My take: The two side’s opening slideshows tell the story more succinctly than the lawyers can. Thanks to 9to5Mac for downloading them.

  • Click here for Epic’s
  • Click here for Apple’s

7 Comments

  1. David Emery said:
    Epic didn’t spend much time on the market definition, which is the cornerstone of the legal debate. If Apple prevails on the definition of the relevant market, Epic basically has no case for ‘monopoly’.

    The points about the App Store can be turned around by Apple, to show just how critical a curated store is. The fact that Apple hasn’t been fully successful is, I believe, fundamentally irrelevant to the -legal arguments-.
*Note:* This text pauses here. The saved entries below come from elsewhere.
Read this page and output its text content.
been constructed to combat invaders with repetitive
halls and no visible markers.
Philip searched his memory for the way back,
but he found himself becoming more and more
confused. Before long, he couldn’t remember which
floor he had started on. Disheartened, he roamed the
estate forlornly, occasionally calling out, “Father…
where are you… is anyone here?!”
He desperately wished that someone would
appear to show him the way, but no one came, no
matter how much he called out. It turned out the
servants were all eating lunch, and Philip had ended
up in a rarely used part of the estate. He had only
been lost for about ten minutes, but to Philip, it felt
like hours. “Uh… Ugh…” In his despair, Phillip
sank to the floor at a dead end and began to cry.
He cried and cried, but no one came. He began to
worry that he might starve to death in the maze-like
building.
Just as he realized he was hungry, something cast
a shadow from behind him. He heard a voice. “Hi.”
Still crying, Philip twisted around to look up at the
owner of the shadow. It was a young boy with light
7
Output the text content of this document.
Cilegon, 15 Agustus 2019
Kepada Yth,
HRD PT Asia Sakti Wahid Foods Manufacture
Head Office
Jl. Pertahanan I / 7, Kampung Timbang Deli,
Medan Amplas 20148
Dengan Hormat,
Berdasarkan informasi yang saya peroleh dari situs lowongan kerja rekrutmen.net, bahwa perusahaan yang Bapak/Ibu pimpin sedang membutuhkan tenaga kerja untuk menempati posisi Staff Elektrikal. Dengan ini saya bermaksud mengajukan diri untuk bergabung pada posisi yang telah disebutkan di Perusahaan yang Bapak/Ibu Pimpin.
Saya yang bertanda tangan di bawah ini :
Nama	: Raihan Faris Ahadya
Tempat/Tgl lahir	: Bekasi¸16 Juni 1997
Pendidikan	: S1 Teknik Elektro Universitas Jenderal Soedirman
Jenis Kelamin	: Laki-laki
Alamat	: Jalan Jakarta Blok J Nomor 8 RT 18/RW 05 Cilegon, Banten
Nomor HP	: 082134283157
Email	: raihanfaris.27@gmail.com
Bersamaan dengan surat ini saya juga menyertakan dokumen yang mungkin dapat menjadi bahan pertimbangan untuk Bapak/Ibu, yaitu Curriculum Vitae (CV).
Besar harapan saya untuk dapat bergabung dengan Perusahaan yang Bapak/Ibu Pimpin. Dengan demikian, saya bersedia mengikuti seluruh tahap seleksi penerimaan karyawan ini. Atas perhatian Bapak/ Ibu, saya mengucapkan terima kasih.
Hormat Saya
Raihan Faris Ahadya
    Epic’s legal case looks pretty weak, frankly, particularly for a “bet the entire company” action.

    5
    May 4, 2021
  2. Fred Stein said:
    IMO, Epic has no valid legal case. Epic’s real venue is the court of public opinion.

    Apple can make the case of public safety in the latter venue. Most people glaze over when you get into numbers and legalities.

    3
    May 4, 2021
  3. Since the advent of computer games developers have faced threats from people that know OpenGL enough to bypass or enhance some game feature. Certain game players will adopt these unauthorized add-ons, some become champions or wealthy in game money. The game developers eventually find out, release updates and kick the miscreants off the platform. There have been lawsuits over this as well. Should Epic prevail not only their developers but many of the others would clearly be faced with new attacks from many angles.
    It appears their greed blinds them to their actual foes.
    Epic’s case rests on sand. If they prevail, all other game platforms, including Steam, would be subject to the court’s decision.
    (Thank you for consolidating and sharing those slideshows, Philip.)

    3
    May 4, 2021
  4. Greg Lippert said:
    Reading the arguments it seems like Epic is on shaky ground. But I am no lawyer.
    – Epic only has to pay commission on IAP’s if they are on the App Store.
    – The App Store market share is small.
    – Users can do IAP’s on multiple platforms and use funds cross platform thereby bypassing commission.
    – They could create an iOS web app.
    – Forcing Apple to open would have to force all walled gardens to open up.
    – The security implications are harmful to consumers and only beneficial to Epic.
    – There’s no guarantee that consumers would save money. Are they always going to charge 30% less or maybe they will try to keep that 30% for themselves….

    4
    May 4, 2021
  5. Ken Cheng said:
    I once took a Contract Law class, and one of the things I took away was that the judge wouldn’t decide whether a contract was a good deal. This argument about whether Apple should or shouldn’t be making 30% sounds like they’re arguing about whether the contract they signed was a good deal.

    The whole game console being sold at cost, vs Apple making a profit argument also sounds like a non-starter, since they’d then have to subpoena the financial details of every game console maker to prove that they sell at cost. Is it Apple’s fault that they have good margins because they create economies of scale?

    6
    May 4, 2021
    • David Emery said:
      I don’t understand the legal relevance of how much or how little profit any 3rd party makes on selling its hardware to the Epic v Apple fight. That might have some currency in ‘the court of public opinion’, but particularly in a bench trial, I’d expect the judge to give that argument no credit. (But IANAL, so if I got that wrong, please let me know.)

      1
      May 4, 2021
    • THOMAS E FARRIS JR said:
      KenKenKen! Don’t you know…You make too much sense (as do many others here) and seem to have forgotten that many if not most of the younger generation only understand a few simple things…1) I want it all, 2) I want it now, and 3) I want it free. As I’m old and started my spreadsheet learning on VisiCalc, I was exited to spend only $2,500 on a Mac+ and accessories that my buddy had paid about $5K for. And it served me well for the time. And so today it is irksome to say the least when reading about all these people moaning about paying an extra 100, 50 or even $20 for more storage or whatever. For them, Of course it is Apples fault that they don’t just give away everything, and do it today, after all how much money does anyone need? Forget technical progress…the company should be a Non-Profit for the benefit of everyone! Or if not everyone, then at least themselves and their friends. Argh!